Basic Analysis
There are some basic analyses that are useful for exploring study data. The Jupyter Notebook cortex/visualizations/correlation_plots.ipynb has code to:
- Score survey data and save it into a user specified directory.
- Load survey data, passive data features, and any other researcher-generated features to generate correlation plots.
- Compare features across groups of interest.
- Fit a basic logistic regression model to predict the participants group based on the features.
While these functionalities are by no means comprehensive, they can provide a starting place for further exploration.
Data
Survey data
Surveys are scored using Cortex's score_surveys() function. Results are saved by survey category by participant in individual csv files. Each csv file will have a column for the timestamp as well as columns for each question in the survey and a total score.
Passive data
Passive data should be processed prior to analysis. cortex.run() can be used to generate the file format required. In particular, secondary features should be in pickle files with a column for timestamp and a column for the value of the secondary feature.
Other features
Additional data can come in the form of "global" data or data that holds true across the entirety of the study (ex: number of activities, age). These features should be stored in a csv file called participantId_other_global_features.csv where each column of the dataframe is a differnet global feature. Each column that you would like to be used in analysis should be listed in the list OTHER_GLOBAL_FEATS.
Other local features are "local" in time.
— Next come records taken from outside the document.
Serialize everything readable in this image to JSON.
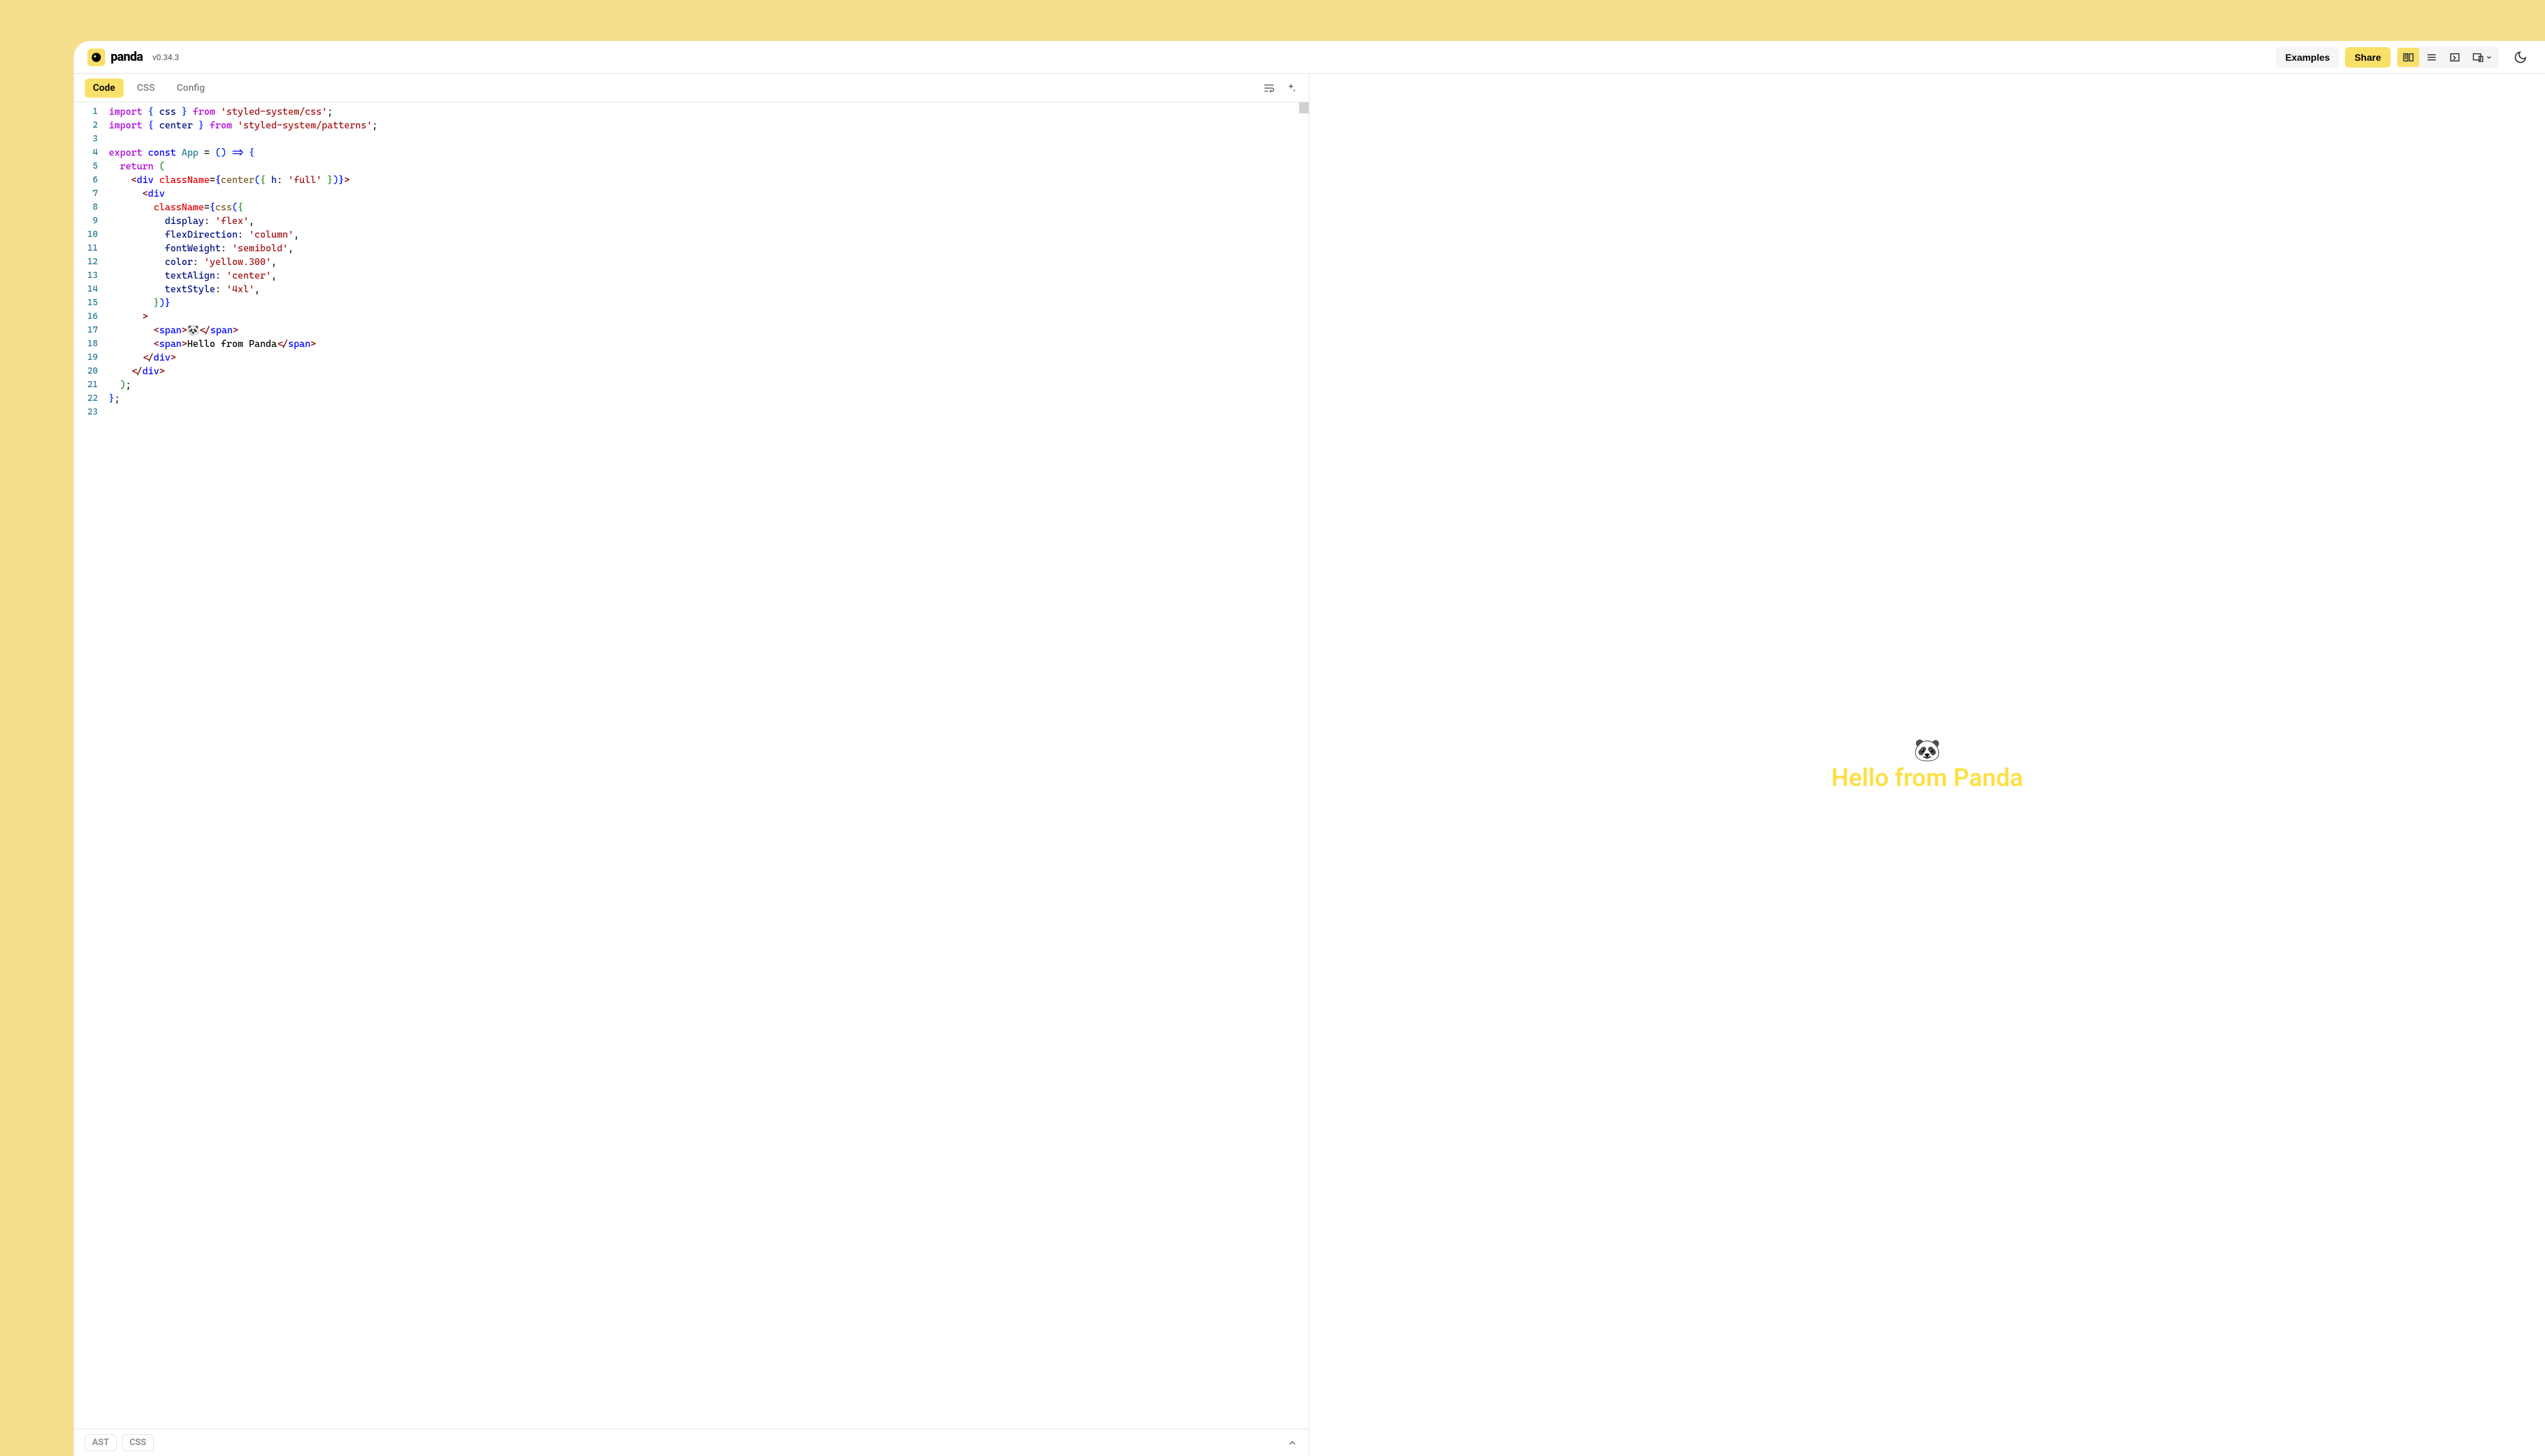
{
  "header": {
    "logo_text": "panda",
    "version": "v0.34.3",
    "examples_label": "Examples",
    "share_label": "Share"
  },
  "editor_tabs": {
    "code": "Code",
    "css": "CSS",
    "config": "Config"
  },
  "code": {
    "lines": [
      {
        "n": "1"
      },
      {
        "n": "2"
      },
      {
        "n": "3"
      },
      {
        "n": "4"
      },
      {
        "n": "5"
      },
      {
        "n": "6"
      },
      {
        "n": "7"
      },
      {
        "n": "8"
      },
      {
        "n": "9"
      },
      {
        "n": "10"
      },
      {
        "n": "11"
      },
      {
        "n": "12"
      },
      {
        "n": "13"
      },
      {
        "n": "14"
      },
      {
        "n": "15"
      },
      {
        "n": "16"
      },
      {
        "n": "17"
      },
      {
        "n": "18"
      },
      {
        "n": "19"
      },
      {
        "n": "20"
      },
      {
        "n": "21"
      },
      {
        "n": "22"
      },
      {
        "n": "23"
      }
    ],
    "source": {
      "line1_import": "import",
      "line1_css": " css ",
      "line1_from": "from",
      "line1_path": "'styled-system/css'",
      "line2_import": "import",
      "line2_center": " center ",
      "line2_from": "from",
      "line2_path": "'styled-system/patterns'",
      "line4_export": "export",
      "line4_const": "const",
      "line4_app": "App",
      "line4_arrow": " = ",
      "line4_arrow2": " => ",
      "line5_return": "return",
      "line6_div": "div",
      "line6_classname": "className",
      "line6_center": "center",
      "line6_h": " h",
      "line6_full": "'full'",
      "line7_div": "div",
      "line8_classname": "className",
      "line8_css": "css",
      "line9_display": "display",
      "line9_flex": "'flex'",
      "line10_flexdir": "flexDirection",
      "line10_column": "'column'",
      "line11_fontweight": "fontWeight",
      "line11_semibold": "'semibold'",
      "line12_color": "color",
      "line12_yellow": "'yellow.300'",
      "line13_textalign": "textAlign",
      "line13_center": "'center'",
      "line14_textstyle": "textStyle",
      "line14_4xl": "'4xl'",
      "line17_span": "span",
      "line17_emoji": "🐼",
      "line18_span": "span",
      "line18_text": "Hello from Panda",
      "line19_div": "div",
      "line20_div": "div"
    }
  },
  "bottom_bar": {
    "ast": "AST",
    "css": "CSS"
  },
  "preview": {
    "emoji": "🐼",
    "text": "Hello from Panda"
  }
}
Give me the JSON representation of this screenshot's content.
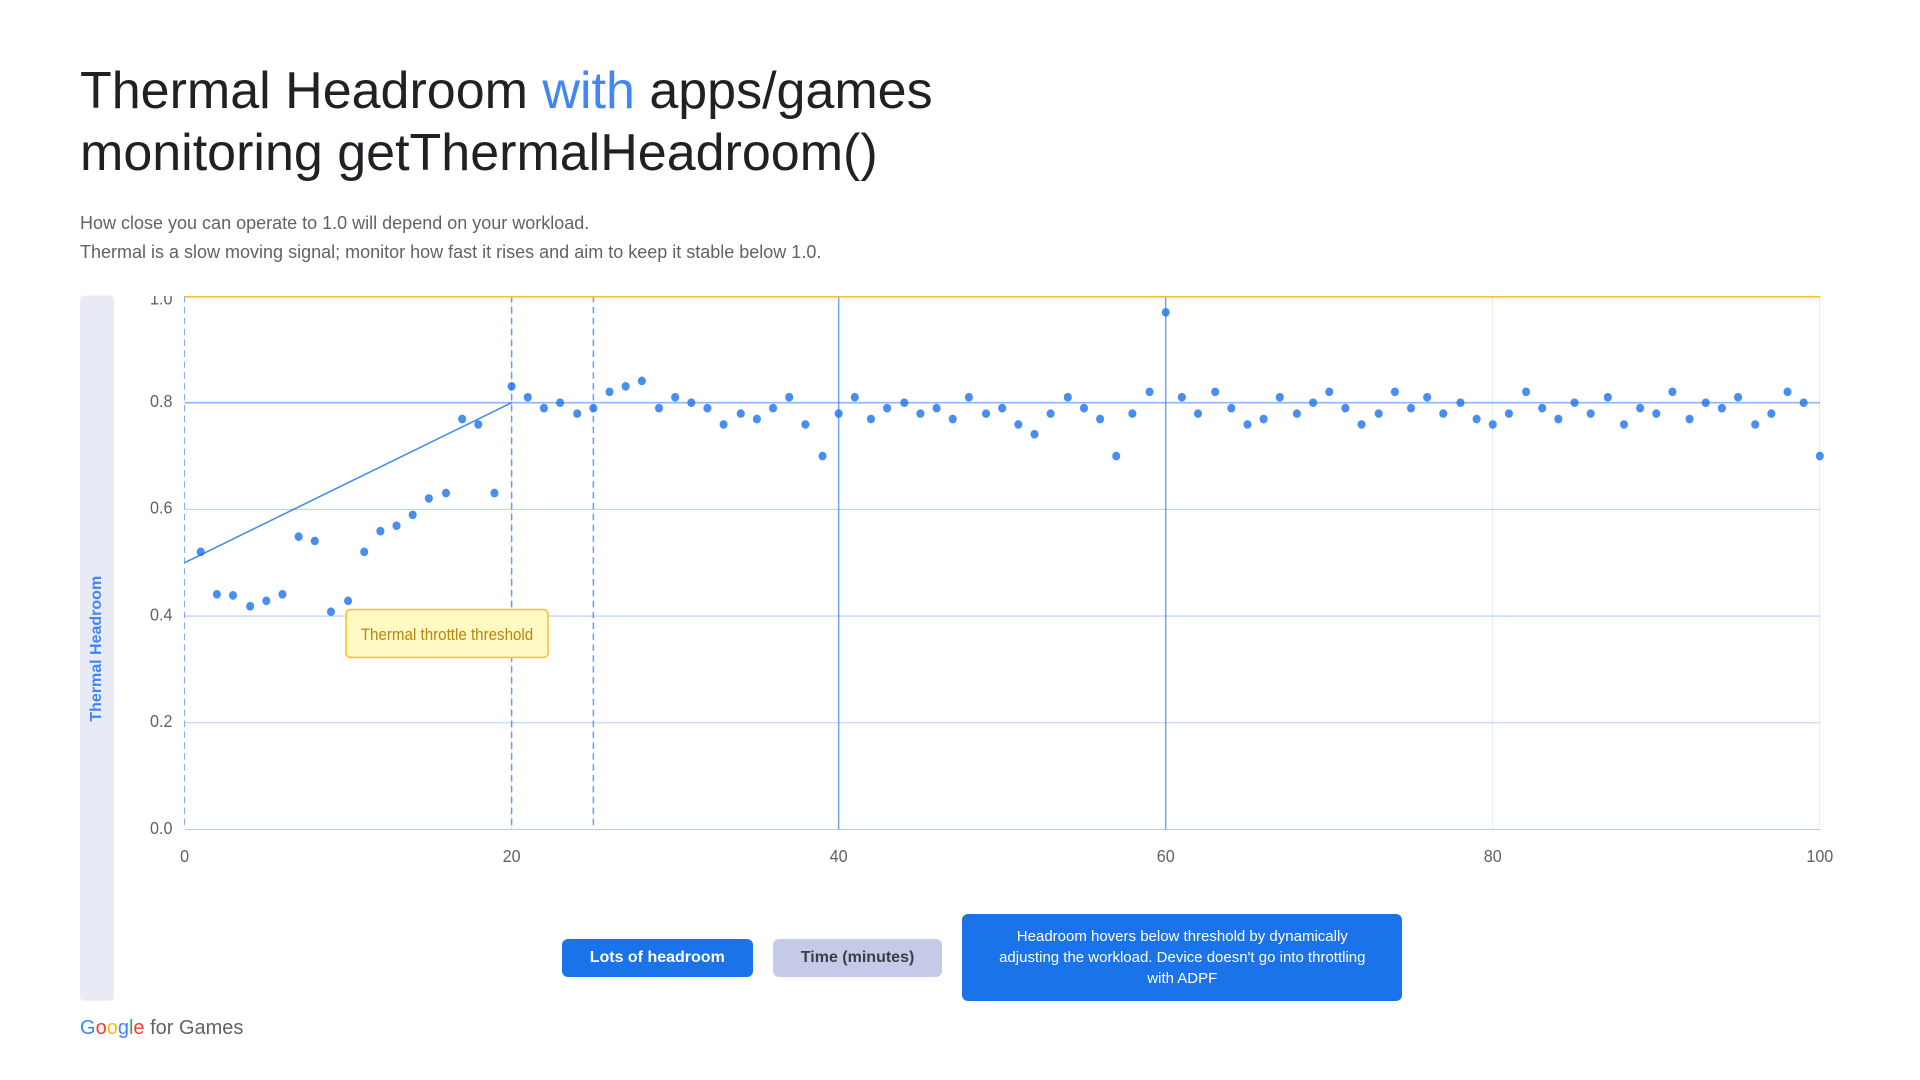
{
  "title": {
    "part1": "Thermal Headroom ",
    "highlight": "with",
    "part2": " apps/games",
    "line2": "monitoring getThermalHeadroom()"
  },
  "subtitle": {
    "line1": "How close you can operate to 1.0 will depend on your workload.",
    "line2": "Thermal is a slow moving signal; monitor how fast it rises and aim to keep it stable below 1.0."
  },
  "chart": {
    "y_axis_label": "Thermal Headroom",
    "x_axis_label": "Time (minutes)",
    "threshold_label": "Thermal throttle threshold",
    "y_ticks": [
      "0.0",
      "0.2",
      "0.4",
      "0.6",
      "0.8",
      "1.0"
    ],
    "x_ticks": [
      "0",
      "20",
      "40",
      "60",
      "80",
      "100"
    ],
    "threshold_value": 1.0,
    "colors": {
      "threshold_line": "#FBC02D",
      "data_points": "#1a73e8",
      "trend_line": "#1a73e8",
      "grid_line": "#4285F4",
      "dashed_vertical": "#4285F4",
      "solid_vertical": "#4285F4"
    }
  },
  "labels": {
    "lots_of_headroom": "Lots of headroom",
    "time_minutes": "Time (minutes)",
    "adpf_info": "Headroom hovers below threshold by dynamically adjusting the workload. Device doesn't go into throttling with ADPF"
  },
  "footer": {
    "google": "Google",
    "for_games": " for Games"
  }
}
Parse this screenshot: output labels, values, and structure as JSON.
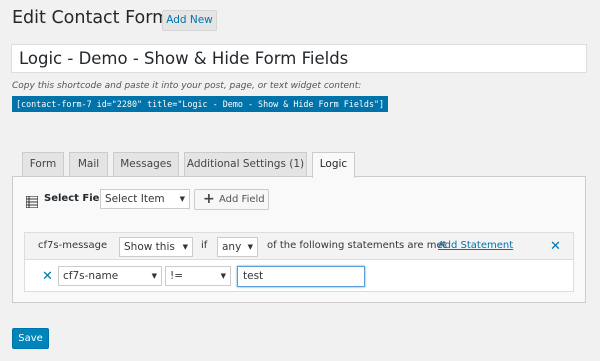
{
  "header": {
    "title": "Edit Contact Form",
    "add_new": "Add New"
  },
  "form_title": "Logic - Demo - Show & Hide Form Fields",
  "shortcode": {
    "description": "Copy this shortcode and paste it into your post, page, or text widget content:",
    "code": "[contact-form-7 id=\"2280\" title=\"Logic - Demo - Show & Hide Form Fields\"]"
  },
  "tabs": [
    {
      "label": "Form",
      "active": false
    },
    {
      "label": "Mail",
      "active": false
    },
    {
      "label": "Messages",
      "active": false
    },
    {
      "label": "Additional Settings (1)",
      "active": false
    },
    {
      "label": "Logic",
      "active": true
    }
  ],
  "logic": {
    "select_field_label": "Select Field",
    "select_item": "Select Item",
    "add_field": "Add Field",
    "rule": {
      "field_name": "cf7s-message",
      "action": "Show this",
      "if_label": "if",
      "quantifier": "any",
      "statements_text": "of the following statements are met",
      "add_statement": "Add Statement"
    },
    "statement": {
      "field": "cf7s-name",
      "operator": "!=",
      "value": "test"
    }
  },
  "save_label": "Save",
  "icons": {
    "close": "close-icon",
    "remove_statement": "remove-statement-icon",
    "list": "list-icon",
    "plus": "plus-icon"
  },
  "colors": {
    "accent": "#0073aa",
    "button_primary": "#0085ba",
    "background": "#f1f1f1"
  }
}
These features look just like survey or passive data in that they will have a timestamp column (in ms) as well as columns for each feature. The file can be named anything, and the name of the file may or may not be in the columns. Using this filename, files will be saved in SURVEY_DIR as participantID_filename.csv. OTHER_LOCAL_FEATS should be a list of all of these file names. Then you must specify which columns in each file that should be usef in analysis. An example of how to do this in OTHER_LOCAL_SUBFEATS is shown below.
Analysis
For example, we could look at GAD-7 questions, sleep duration, and some passive data features from one of our studies. These example features are listed below.
Correlations
Using these features, we could then produce a correlation map. The * indicate signficant correlations (p < 0.05, corrected for multiple comparisons).
Comparison across groups
We could then look at whether these features differed among participants that improved over the course of the study. Significantly different groups based on a t-test (p < 0.05, corrected for multiple comparisons) are marked with *. Entropy, home time, and GPS data quality differ between the group that did and did not improve.
Logistic regression model
Finally, we fit a logistic regression model to predict which participants improved. The model achieved an AUC of 0.862 and had three non-zero coefficients:
Feature | Coefficient |
---|---|
entropy | 0.468 |
screen_duration | 0.212 |
sleep_duration | 0.223 |
From here, we can take a deeper look at why some features may be different across groups or investigate the relationships between correlated variables. The goal of these visualizations is to provide a starting point for further analysis.